The request was put on hold to wait for an unavailable TCP socket that's about to free up.
The request was put on hold because the browser only allows six TCP connections per origin on HTTP 1.
Time spent making disk cache entries (typically very quick.)
Stalled/Blocking
Time the request spent waiting before it could be sent. It can be waiting for any of the reasons described for Queueing. Additionally, this time is inclusive of any time spent in proxy negotiation.
Queued or Stalled series
The most common issue seen is a series of items that are queued or stalled. This indicates that too many resources are being retrieved from a single domain. On HTTP 1.0/1.1 connections, Chrome enforces a maximum of six TCP connections per host. If you are requesting twelve items at once, the first six will begin and the last half will be queued. Once one of the original half is finished, the first item in the queue will begin its request process.
Stalled series of requests
To fix this problem for traditional HTTP 1 traffic, you would need to implement domain sharding. That is making multiple subdomains on your application to serve resources from. Then split the resources being served evenly among the subdomains.

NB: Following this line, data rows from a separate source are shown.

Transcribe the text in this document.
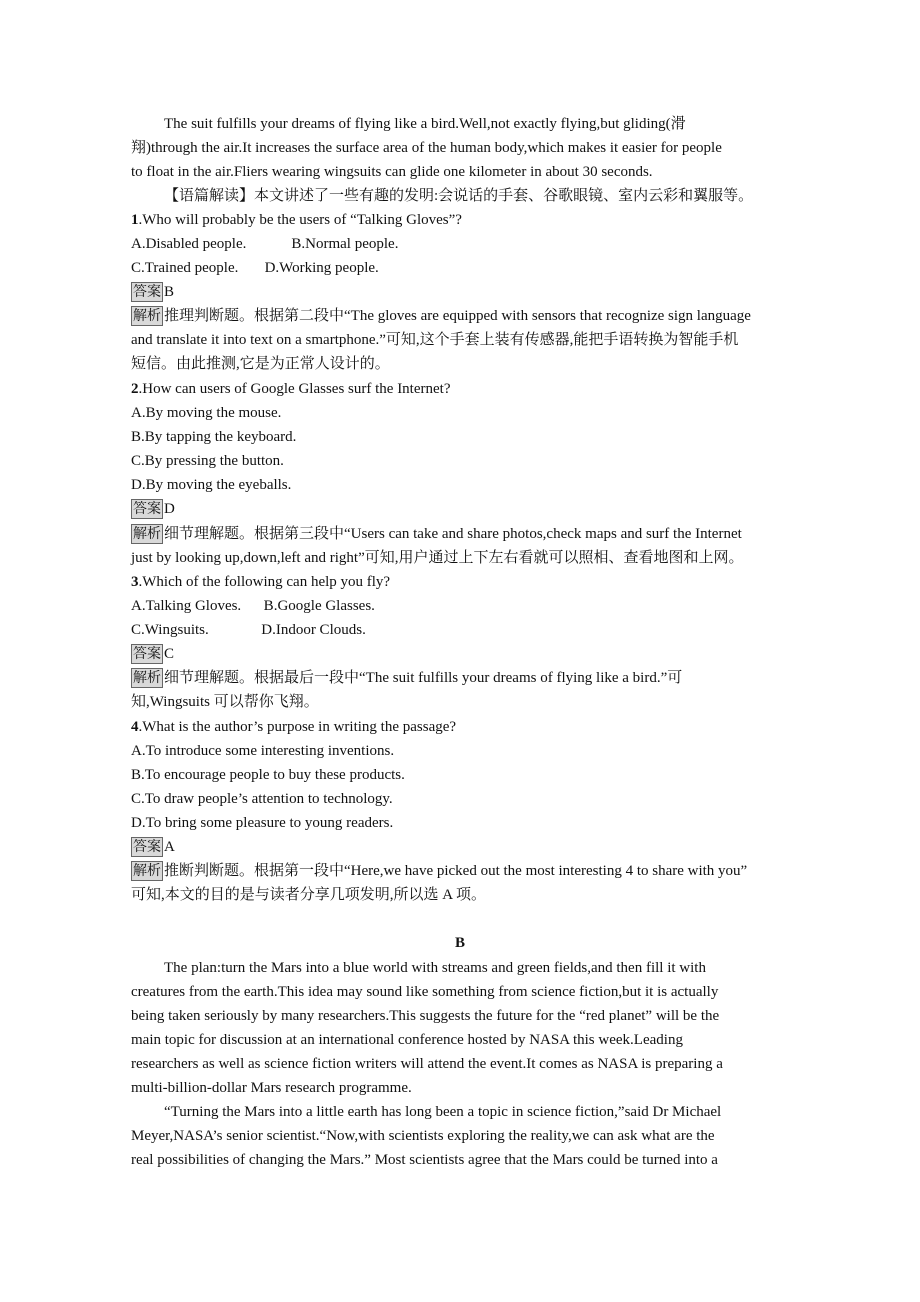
The suit fulfills your dreams of flying like a bird.Well,not exactly flying,but gliding(滑
翔)through the air.It increases the surface area of the human body,which makes it easier for people
to float in the air.Fliers wearing wingsuits can glide one kilometer in about 30 seconds.
【语篇解读】本文讲述了一些有趣的发明:会说话的手套、谷歌眼镜、室内云彩和翼服等。
1.Who will probably be the users of “Talking Gloves”?
A.Disabled people.            B.Normal people.
C.Trained people.       D.Working people.
答案 B
解析 推理判断题。根据第二段中“The gloves are equipped with sensors that recognize sign language
and translate it into text on a smartphone.”可知,这个手套上装有传感器,能把手语转换为智能手机
短信。由此推测,它是为正常人设计的。
2.How can users of Google Glasses surf the Internet?
A.By moving the mouse.
B.By tapping the keyboard.
C.By pressing the button.
D.By moving the eyeballs.
答案 D
解析 细节理解题。根据第三段中“Users can take and share photos,check maps and surf the Internet
just by looking up,down,left and right”可知,用户通过上下左右看就可以照相、查看地图和上网。
3.Which of the following can help you fly?
A.Talking Gloves.      B.Google Glasses.
C.Wingsuits.              D.Indoor Clouds.
答案 C
解析 细节理解题。根据最后一段中“The suit fulfills your dreams of flying like a bird.”可
知,Wingsuits 可以帮你飞翔。
4.What is the author’s purpose in writing the passage?
A.To introduce some interesting inventions.
B.To encourage people to buy these products.
C.To draw people’s attention to technology.
D.To bring some pleasure to young readers.
答案 A
解析 推断判断题。根据第一段中“Here,we have picked out the most interesting 4 to share with you”
可知,本文的目的是与读者分享几项发明,所以选 A 项。
B
The plan:turn the Mars into a blue world with streams and green fields,and then fill it with
creatures from the earth.This idea may sound like something from science fiction,but it is actually
being taken seriously by many researchers.This suggests the future for the “red planet” will be the
main topic for discussion at an international conference hosted by NASA this week.Leading
researchers as well as science fiction writers will attend the event.It comes as NASA is preparing a
multi-billion-dollar Mars research programme.
“Turning the Mars into a little earth has long been a topic in science fiction,”said Dr Michael
Meyer,NASA’s senior scientist.“Now,with scientists exploring the reality,we can ask what are the
real possibilities of changing the Mars.” Most scientists agree that the Mars could be turned into a
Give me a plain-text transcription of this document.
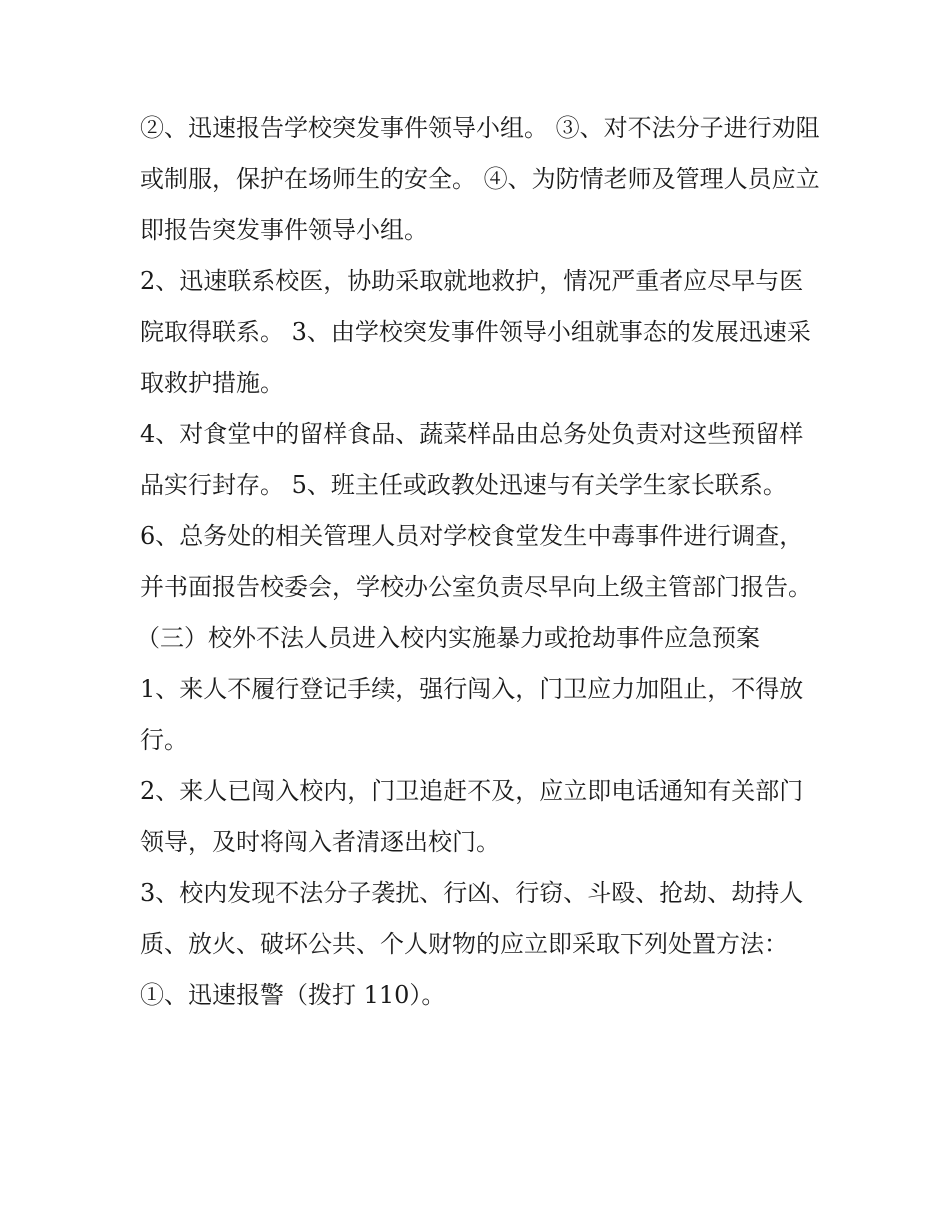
②、迅速报告学校突发事件领导小组。 ③、对不法分子进行劝阻或制服，保护在场师生的安全。 ④、为防情老师及管理人员应立即报告突发事件领导小组。

2、迅速联系校医，协助采取就地救护，情况严重者应尽早与医院取得联系。 3、由学校突发事件领导小组就事态的发展迅速采取救护措施。

4、对食堂中的留样食品、蔬菜样品由总务处负责对这些预留样品实行封存。 5、班主任或政教处迅速与有关学生家长联系。

6、总务处的相关管理人员对学校食堂发生中毒事件进行调查，并书面报告校委会，学校办公室负责尽早向上级主管部门报告。

（三）校外不法人员进入校内实施暴力或抢劫事件应急预案

1、来人不履行登记手续，强行闯入，门卫应力加阻止，不得放行。

2、来人已闯入校内，门卫追赶不及，应立即电话通知有关部门领导，及时将闯入者清逐出校门。

3、校内发现不法分子袭扰、行凶、行窃、斗殴、抢劫、劫持人质、放火、破坏公共、个人财物的应立即采取下列处置方法： ①、迅速报警（拨打 110）。
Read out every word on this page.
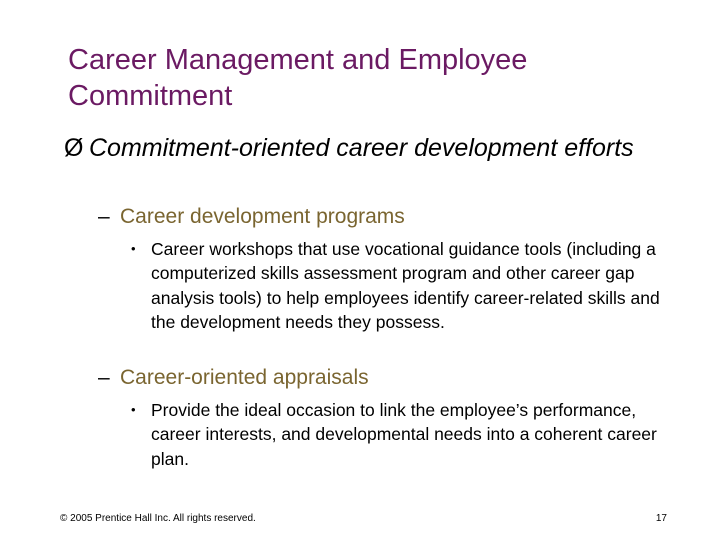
Career Management and Employee Commitment
Ø Commitment-oriented career development efforts
– Career development programs
• Career workshops that use vocational guidance tools (including a computerized skills assessment program and other career gap analysis tools) to help employees identify career-related skills and the development needs they possess.
– Career-oriented appraisals
• Provide the ideal occasion to link the employee’s performance, career interests, and developmental needs into a coherent career plan.
© 2005 Prentice Hall Inc. All rights reserved.	17
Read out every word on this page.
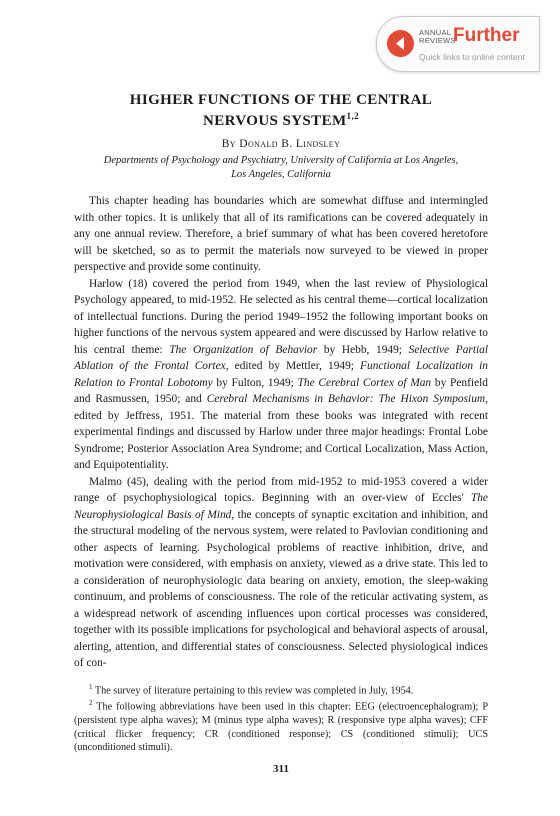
ANNUAL
REVIEWS
Further
Quick links to online content
HIGHER FUNCTIONS OF THE CENTRAL
NERVOUS SYSTEM$^{1,2}$
By Donald B. Lindsley
Departments of Psychology and Psychiatry, University of California at Los Angeles,
Los Angeles, California

This chapter heading has boundaries which are somewhat diffuse and intermingled with other topics. It is unlikely that all of its ramifications can be covered adequately in any one annual review. Therefore, a brief summary of what has been covered heretofore will be sketched, so as to permit the materials now surveyed to be viewed in proper perspective and provide some continuity.

Harlow (18) covered the period from 1949, when the last review of Physiological Psychology appeared, to mid-1952. He selected as his central theme—cortical localization of intellectual functions. During the period 1949–1952 the following important books on higher functions of the nervous system appeared and were discussed by Harlow relative to his central theme: The Organization of Behavior by Hebb, 1949; Selective Partial Ablation of the Frontal Cortex, edited by Mettler, 1949; Functional Localization in Relation to Frontal Lobotomy by Fulton, 1949; The Cerebral Cortex of Man by Penfield and Rasmussen, 1950; and Cerebral Mechanisms in Behavior: The Hixon Symposium, edited by Jeffress, 1951. The material from these books was integrated with recent experimental findings and discussed by Harlow under three major headings: Frontal Lobe Syndrome; Posterior Association Area Syndrome; and Cortical Localization, Mass Action, and Equipotentiality.

Malmo (45), dealing with the period from mid-1952 to mid-1953 covered a wider range of psychophysiological topics. Beginning with an over-view of Eccles' The Neurophysiological Basis of Mind, the concepts of synaptic excitation and inhibition, and the structural modeling of the nervous system, were related to Pavlovian conditioning and other aspects of learning. Psychological problems of reactive inhibition, drive, and motivation were considered, with emphasis on anxiety, viewed as a drive state. This led to a consideration of neurophysiologic data bearing on anxiety, emotion, the sleep-waking continuum, and problems of consciousness. The role of the reticular activating system, as a widespread network of ascending influences upon cortical processes was considered, together with its possible implications for psychological and behavioral aspects of arousal, alerting, attention, and differential states of consciousness. Selected physiological indices of con-

$^1$ The survey of literature pertaining to this review was completed in July, 1954.

$^2$ The following abbreviations have been used in this chapter: EEG (electroencephalogram); P (persistent type alpha waves); M (minus type alpha waves); R (responsive type alpha waves); CFF (critical flicker frequency; CR (conditioned response); CS (conditioned stimuli); UCS (unconditioned stimuli).

311
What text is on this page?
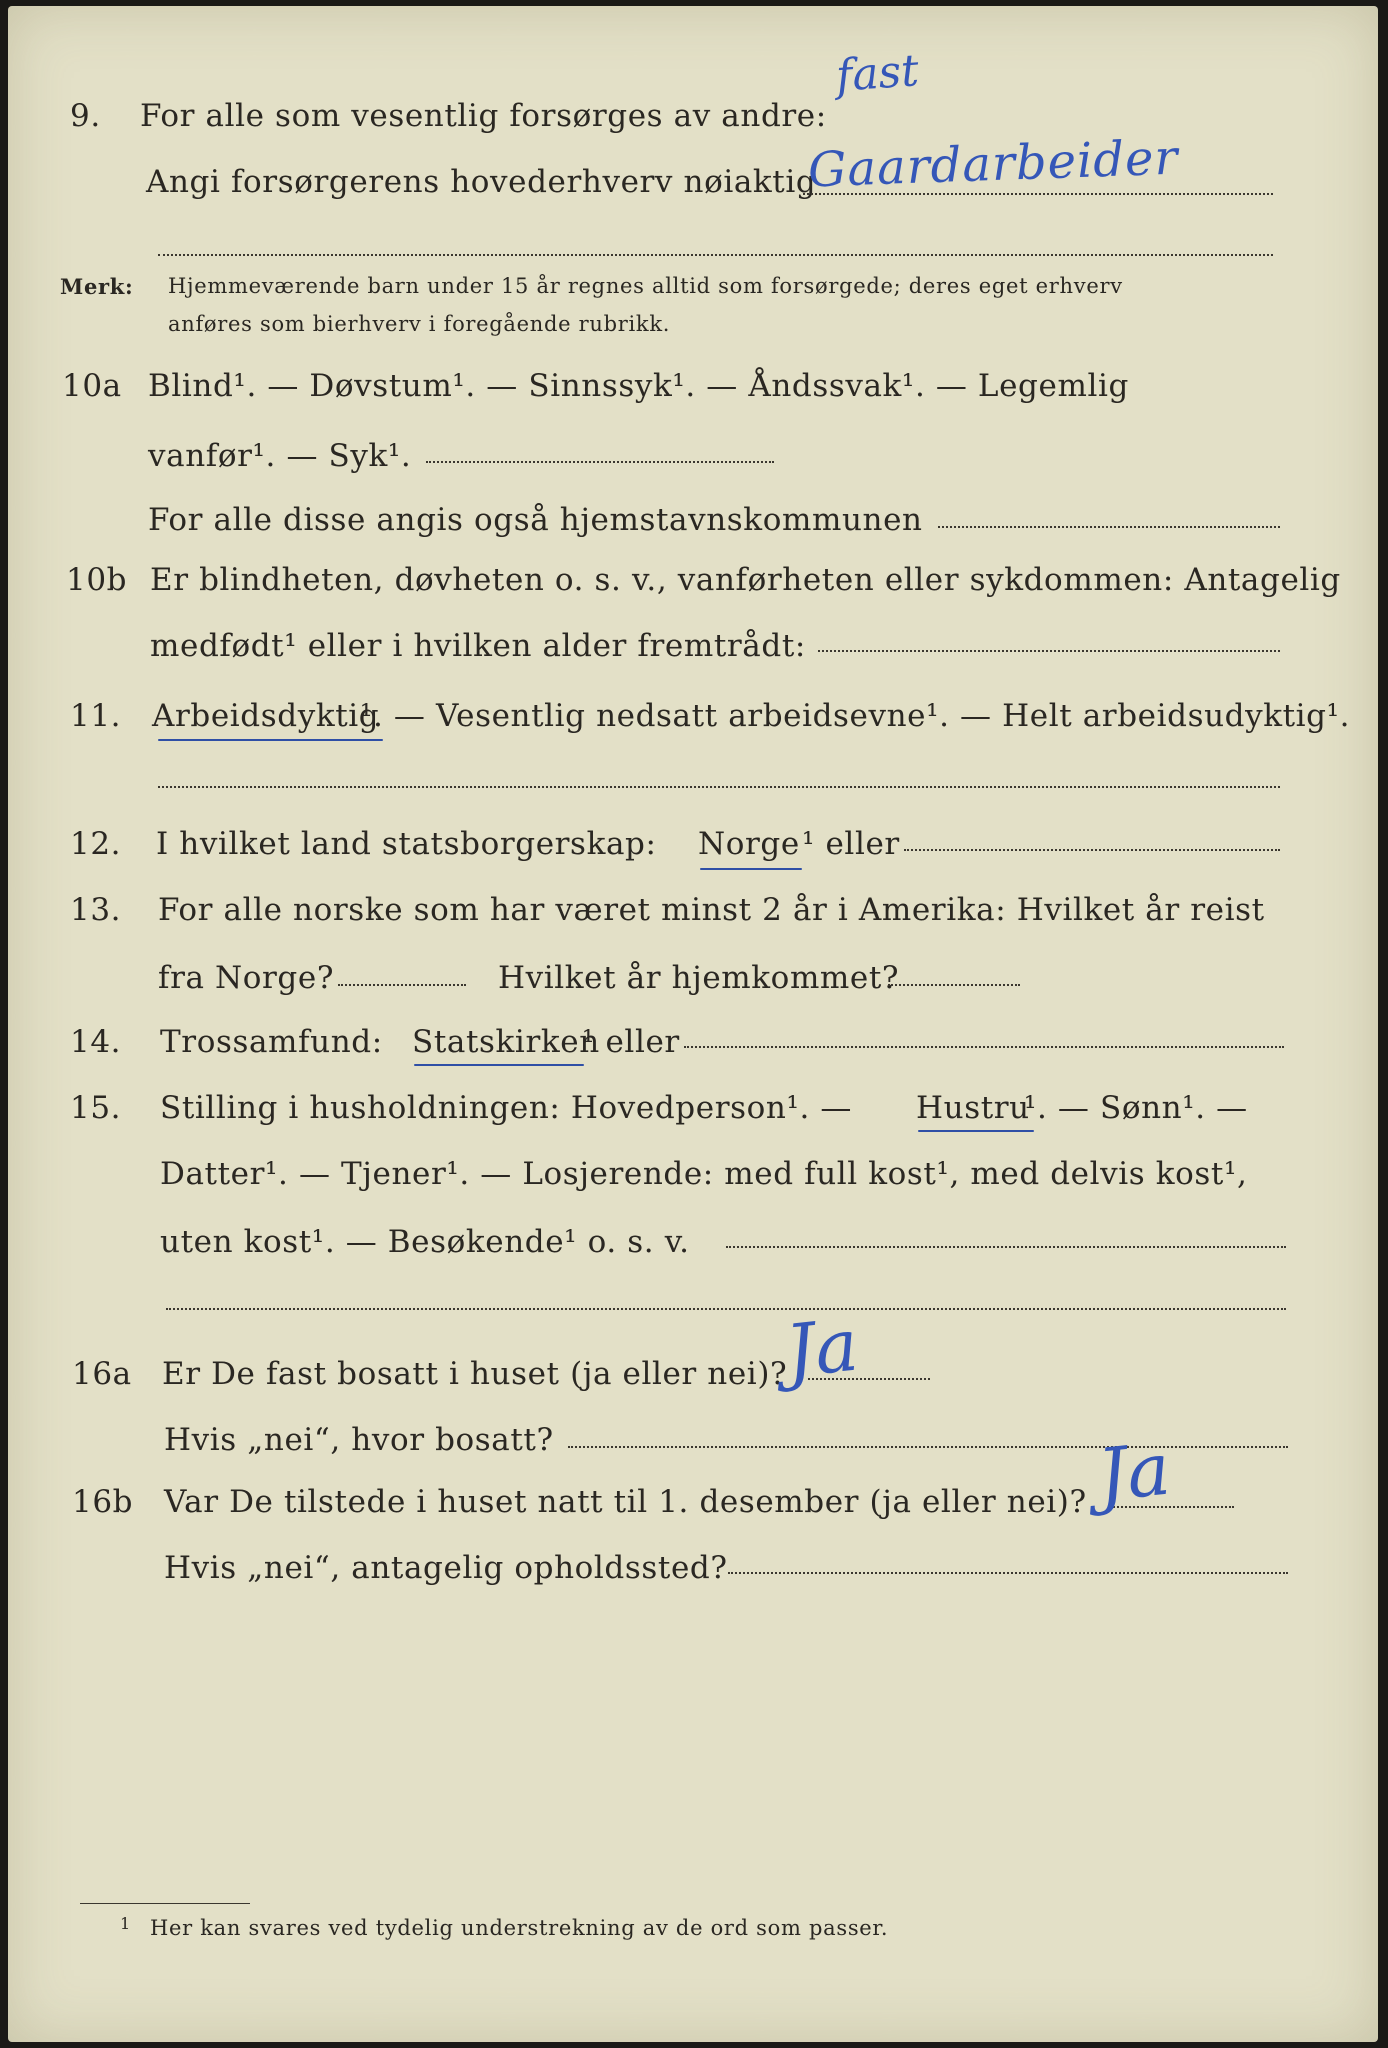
9. For alle som vesentlig forsørges av andre:
fast
Angi forsørgerens hovederhverv nøiaktig
Gaardarbeider
Merk: Hjemmeværende barn under 15 år regnes alltid som forsørgede; deres eget erhverv
anføres som bierhverv i foregående rubrikk.
10a Blind¹. — Døvstum¹. — Sinnssyk¹. — Åndssvak¹. — Legemlig
vanfør¹. — Syk¹.
For alle disse angis også hjemstavnskommunen
10b Er blindheten, døvheten o. s. v., vanførheten eller sykdommen: Antagelig
medfødt¹ eller i hvilken alder fremtrådt:
11. Arbeidsdyktig
¹. — Vesentlig nedsatt arbeidsevne¹. — Helt arbeidsudyktig¹.
12. I hvilket land statsborgerskap: Norge ¹ eller
13. For alle norske som har været minst 2 år i Amerika: Hvilket år reist
fra Norge?	Hvilket år hjemkommet?
14. Trossamfund: Statskirken
¹ eller
15. Stilling i husholdningen: Hovedperson¹. — Hustru
¹. — Sønn¹. —
Datter¹. — Tjener¹. — Losjerende: med full kost¹, med delvis kost¹,
uten kost¹. — Besøkende¹ o. s. v.
16a Er De fast bosatt i huset (ja eller nei)?
Ja
Hvis „nei“, hvor bosatt?
16b Var De tilstede i huset natt til 1. desember (ja eller nei)? Ja
Hvis „nei“, antagelig opholdssted?
1 Her kan svares ved tydelig understrekning av de ord som passer.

The fix for HTTP 1 connections does not apply to HTTP 2 connections. In fact, it hurts them. If you have HTTP 2 deployed, don’t domain-shard your resources as it works against how HTTP 2 is engineered to operate. In HTTP 2, there is a single TCP connection to the server that acts as a multiplexed connection. This gets rid of the six connection limit of HTTP 1 and multiple resources can be transferred over the single connection simultaneously.